After considering comments to my ISIS short investment thesis and conducting additional research, I still think the data leans toward the idea that ISIS 2.0 is immunologically active. I do not believe that by simply changing the sequence of the antisense will markedly change the long-term safety because I believe that the immune system is seeing the MOE modification and not the sequence. Keep in mind that the antibodies generated to Kynamro only bind to DNA which have this signature ISIS modification, which is found throughout ISIS 2.0. In addition, I think it is also clear that even in ISIS' hands, higher concentrations of an immunologically silent ISIS 2.0 sequence can still be seen by the immune system at higher concentrations, as evidenced by Jenn and colleagues.
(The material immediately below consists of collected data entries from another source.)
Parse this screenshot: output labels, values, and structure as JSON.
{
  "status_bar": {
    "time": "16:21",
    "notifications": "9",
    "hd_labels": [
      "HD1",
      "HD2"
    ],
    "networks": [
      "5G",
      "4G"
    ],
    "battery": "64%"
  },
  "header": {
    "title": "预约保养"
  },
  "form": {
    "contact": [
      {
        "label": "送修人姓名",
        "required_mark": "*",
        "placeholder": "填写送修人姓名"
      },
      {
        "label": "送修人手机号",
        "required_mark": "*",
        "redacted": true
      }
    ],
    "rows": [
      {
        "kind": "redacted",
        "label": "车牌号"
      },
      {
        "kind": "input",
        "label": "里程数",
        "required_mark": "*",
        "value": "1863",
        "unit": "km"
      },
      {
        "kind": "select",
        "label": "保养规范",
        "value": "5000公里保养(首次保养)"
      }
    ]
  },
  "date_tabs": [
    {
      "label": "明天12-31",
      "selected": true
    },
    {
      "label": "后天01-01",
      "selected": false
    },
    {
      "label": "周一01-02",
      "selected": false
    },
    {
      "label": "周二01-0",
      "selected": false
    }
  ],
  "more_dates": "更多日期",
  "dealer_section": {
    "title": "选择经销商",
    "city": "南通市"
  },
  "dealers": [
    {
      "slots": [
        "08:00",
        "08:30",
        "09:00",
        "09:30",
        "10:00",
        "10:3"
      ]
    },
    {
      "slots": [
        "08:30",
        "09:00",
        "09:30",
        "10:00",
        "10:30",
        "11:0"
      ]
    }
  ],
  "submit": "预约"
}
While there may be a safety margin, Kynamro has such wildly variable pharmacokinetics that a 10-fold safety margin may be swallowed up by the 150-fold difference in drug trough levels. Lastly, and most importantly, I don't think that you can view the omission of certain tolerability data from this company as affirmation to the positive in the more recent programs. For instance, there were 4 drug related adverse event dropouts in the GCGRrx phase 2 study, with one due to a "moderate" injection site reaction. Whether this indicates an "improvement" in the newer antisense sequence selection compared to Kynarmro, I can't say for sure. However, I can say, to those that believe that there were no drug related discontinuations in the recent phase 2 studies as a sign of improved tolerability, that they probably need to look at the data harder. This is definitely not true in the case of GCGRrx.
Disclosure: The author is short ISIS. The author wrote this article themselves, and it expresses their own opinions. The author is not receiving compensation for it (other than from Seeking Alpha). The author has no business relationship with any company whose stock is mentioned in this article.